Your average actual order lead time (OLT) is the amount of time it takes to fulfill an order in total after an order has been placed:
(Delivery Date - Order Entry Date)
Discrepancies or anomalies in this data can be a clear indicator that something is going wrong throughout your fulfillment process. However, this metric is a diagnostic tool that you’ll need to augment with additional insights.
Requested order lead time refers to the time elapsed between when a customer placed an order and the date they prefer to receive the order:
(Requested Delivery Date - Order Entry Date)
Requested OLT doesn’t consider your team’s ability to fulfill orders in the requested amount of time. Rather, it simply gives you an idea of how long your customers are willing to wait for their order to be delivered.
With this information, you can then work on optimizing your fulfillment processes to best meet the expectations of your customers.
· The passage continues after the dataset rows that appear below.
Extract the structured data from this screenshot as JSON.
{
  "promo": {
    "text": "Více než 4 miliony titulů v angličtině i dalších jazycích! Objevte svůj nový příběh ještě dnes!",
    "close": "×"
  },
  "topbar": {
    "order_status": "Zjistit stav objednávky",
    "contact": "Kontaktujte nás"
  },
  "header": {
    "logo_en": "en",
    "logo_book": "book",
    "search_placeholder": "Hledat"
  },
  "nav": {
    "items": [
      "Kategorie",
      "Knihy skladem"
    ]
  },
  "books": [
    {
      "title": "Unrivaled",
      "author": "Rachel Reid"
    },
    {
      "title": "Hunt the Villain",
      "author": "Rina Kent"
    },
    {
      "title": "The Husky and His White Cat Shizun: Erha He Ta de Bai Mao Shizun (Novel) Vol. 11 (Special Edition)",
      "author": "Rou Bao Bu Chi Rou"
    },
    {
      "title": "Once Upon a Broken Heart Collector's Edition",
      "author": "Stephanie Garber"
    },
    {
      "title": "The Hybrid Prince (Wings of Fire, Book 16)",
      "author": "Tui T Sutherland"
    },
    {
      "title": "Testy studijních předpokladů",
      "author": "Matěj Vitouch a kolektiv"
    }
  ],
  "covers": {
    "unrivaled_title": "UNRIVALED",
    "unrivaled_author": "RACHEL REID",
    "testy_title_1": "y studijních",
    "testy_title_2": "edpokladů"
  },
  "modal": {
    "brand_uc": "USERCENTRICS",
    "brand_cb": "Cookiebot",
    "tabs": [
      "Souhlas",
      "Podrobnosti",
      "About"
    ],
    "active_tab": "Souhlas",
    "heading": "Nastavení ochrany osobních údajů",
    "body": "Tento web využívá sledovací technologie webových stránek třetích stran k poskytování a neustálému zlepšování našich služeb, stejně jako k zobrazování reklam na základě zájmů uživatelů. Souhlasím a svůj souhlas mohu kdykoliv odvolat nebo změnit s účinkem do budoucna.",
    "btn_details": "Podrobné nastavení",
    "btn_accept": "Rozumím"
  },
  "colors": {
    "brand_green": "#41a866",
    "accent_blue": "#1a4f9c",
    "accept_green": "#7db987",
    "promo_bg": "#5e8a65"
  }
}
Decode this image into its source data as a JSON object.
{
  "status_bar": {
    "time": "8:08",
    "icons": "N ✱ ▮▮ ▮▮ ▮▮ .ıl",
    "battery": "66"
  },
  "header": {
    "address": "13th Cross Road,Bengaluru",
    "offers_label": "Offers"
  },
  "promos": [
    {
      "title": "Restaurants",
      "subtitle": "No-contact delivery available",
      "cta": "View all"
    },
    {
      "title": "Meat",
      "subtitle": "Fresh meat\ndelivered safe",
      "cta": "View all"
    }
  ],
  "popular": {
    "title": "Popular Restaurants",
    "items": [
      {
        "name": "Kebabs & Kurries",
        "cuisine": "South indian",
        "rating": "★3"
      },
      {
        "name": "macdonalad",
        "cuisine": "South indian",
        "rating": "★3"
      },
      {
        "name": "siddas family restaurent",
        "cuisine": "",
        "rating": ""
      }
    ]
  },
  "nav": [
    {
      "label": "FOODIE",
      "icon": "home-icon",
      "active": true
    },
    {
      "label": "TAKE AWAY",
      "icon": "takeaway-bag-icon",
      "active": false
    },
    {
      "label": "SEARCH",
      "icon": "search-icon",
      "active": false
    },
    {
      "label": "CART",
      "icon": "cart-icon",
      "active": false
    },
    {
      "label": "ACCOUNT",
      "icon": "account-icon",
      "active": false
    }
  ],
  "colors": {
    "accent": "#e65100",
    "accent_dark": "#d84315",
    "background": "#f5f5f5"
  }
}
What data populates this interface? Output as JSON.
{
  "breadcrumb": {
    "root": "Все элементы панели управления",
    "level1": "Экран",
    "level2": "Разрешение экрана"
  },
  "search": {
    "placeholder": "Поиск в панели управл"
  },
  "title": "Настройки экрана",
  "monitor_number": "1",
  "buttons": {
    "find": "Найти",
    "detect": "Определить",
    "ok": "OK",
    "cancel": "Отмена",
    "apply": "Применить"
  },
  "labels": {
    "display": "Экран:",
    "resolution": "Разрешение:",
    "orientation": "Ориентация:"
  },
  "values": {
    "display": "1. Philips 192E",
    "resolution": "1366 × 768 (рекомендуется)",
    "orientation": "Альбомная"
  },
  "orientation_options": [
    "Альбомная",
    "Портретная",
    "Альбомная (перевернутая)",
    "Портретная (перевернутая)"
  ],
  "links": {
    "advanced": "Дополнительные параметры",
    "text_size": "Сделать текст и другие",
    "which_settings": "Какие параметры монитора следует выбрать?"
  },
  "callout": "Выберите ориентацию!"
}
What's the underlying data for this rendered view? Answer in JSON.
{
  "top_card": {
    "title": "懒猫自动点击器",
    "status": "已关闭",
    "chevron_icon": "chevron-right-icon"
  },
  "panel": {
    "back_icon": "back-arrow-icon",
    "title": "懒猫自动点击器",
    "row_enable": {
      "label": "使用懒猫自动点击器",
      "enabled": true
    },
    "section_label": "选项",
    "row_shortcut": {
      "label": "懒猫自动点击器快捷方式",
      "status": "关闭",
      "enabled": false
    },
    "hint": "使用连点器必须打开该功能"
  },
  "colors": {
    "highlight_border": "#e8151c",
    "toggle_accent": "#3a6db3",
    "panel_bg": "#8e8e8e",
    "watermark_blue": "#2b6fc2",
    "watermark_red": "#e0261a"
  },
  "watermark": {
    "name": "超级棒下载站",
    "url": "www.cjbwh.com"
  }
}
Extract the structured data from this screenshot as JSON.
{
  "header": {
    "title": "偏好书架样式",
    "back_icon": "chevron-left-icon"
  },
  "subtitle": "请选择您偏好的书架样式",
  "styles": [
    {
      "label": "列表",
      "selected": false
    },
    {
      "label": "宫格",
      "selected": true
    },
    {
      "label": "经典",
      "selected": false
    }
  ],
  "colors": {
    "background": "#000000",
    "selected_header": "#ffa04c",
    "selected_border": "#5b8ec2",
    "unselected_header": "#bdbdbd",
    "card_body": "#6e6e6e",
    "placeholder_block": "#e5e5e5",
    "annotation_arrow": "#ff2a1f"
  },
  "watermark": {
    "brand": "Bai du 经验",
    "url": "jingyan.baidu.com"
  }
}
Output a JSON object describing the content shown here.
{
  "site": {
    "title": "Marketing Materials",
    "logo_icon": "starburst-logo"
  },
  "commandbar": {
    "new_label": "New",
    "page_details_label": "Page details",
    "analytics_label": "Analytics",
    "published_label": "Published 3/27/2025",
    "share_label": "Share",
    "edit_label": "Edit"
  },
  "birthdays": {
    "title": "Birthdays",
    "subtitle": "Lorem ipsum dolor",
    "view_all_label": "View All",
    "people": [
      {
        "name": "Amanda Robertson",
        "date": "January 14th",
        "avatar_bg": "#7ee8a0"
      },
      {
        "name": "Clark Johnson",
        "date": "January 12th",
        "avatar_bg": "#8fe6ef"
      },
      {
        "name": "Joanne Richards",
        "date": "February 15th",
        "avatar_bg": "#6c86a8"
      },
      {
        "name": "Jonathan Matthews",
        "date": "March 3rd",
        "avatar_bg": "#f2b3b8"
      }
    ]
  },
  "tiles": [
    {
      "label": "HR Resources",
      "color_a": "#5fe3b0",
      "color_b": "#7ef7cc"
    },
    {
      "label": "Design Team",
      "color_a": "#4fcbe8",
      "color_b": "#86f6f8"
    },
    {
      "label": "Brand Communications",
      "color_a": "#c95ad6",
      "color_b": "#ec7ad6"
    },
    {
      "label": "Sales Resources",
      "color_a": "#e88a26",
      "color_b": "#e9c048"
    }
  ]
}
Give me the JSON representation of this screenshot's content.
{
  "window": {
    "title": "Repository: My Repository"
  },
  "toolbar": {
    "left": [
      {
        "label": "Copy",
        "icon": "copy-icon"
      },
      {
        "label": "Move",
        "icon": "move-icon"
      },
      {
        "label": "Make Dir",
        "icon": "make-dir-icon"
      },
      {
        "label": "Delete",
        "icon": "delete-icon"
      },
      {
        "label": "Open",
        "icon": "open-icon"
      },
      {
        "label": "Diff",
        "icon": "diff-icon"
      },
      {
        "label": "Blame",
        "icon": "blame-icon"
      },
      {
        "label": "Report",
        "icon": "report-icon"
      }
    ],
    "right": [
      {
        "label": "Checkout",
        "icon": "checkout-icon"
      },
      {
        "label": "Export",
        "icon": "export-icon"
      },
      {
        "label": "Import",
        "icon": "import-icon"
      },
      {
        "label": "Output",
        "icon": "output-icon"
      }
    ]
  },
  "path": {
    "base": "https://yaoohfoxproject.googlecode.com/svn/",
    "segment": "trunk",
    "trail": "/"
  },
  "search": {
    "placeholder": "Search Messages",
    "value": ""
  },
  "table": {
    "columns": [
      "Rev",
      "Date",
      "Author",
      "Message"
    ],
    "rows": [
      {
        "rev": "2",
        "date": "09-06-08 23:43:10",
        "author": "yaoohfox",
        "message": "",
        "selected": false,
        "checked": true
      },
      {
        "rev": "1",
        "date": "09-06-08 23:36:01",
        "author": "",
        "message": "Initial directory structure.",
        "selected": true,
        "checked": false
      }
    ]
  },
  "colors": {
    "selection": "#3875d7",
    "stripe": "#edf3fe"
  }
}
While requested OLT gives you your customers preferred delivery time, quote OLT looks at the acceptable amount of time for fulfilling an order from your customer’s perspective:
(Customer’s Agreed-Upon Delivery Date - Order Entry Date)
Ideally, your quote OLT is as close to your requested OLT as possible. While your customers will likely give you some leeway in this regard, the best-case scenario is that you’re able to meet — and possibly even exceed — their expectations for fulfillment.
Confirmed order lead time is the amount of time that you’ve agreed to fulfill your orders in:
(Internally Agreed-Upon Delivery Date - Order Entry Date)
This metric assesses your fulfillment team’s ability to keep up its end of the bargain. If your team is unable to fulfill orders in the time that you’ve determined it should take to do so, you’ll need to take a closer look at what’s going wrong throughout the process.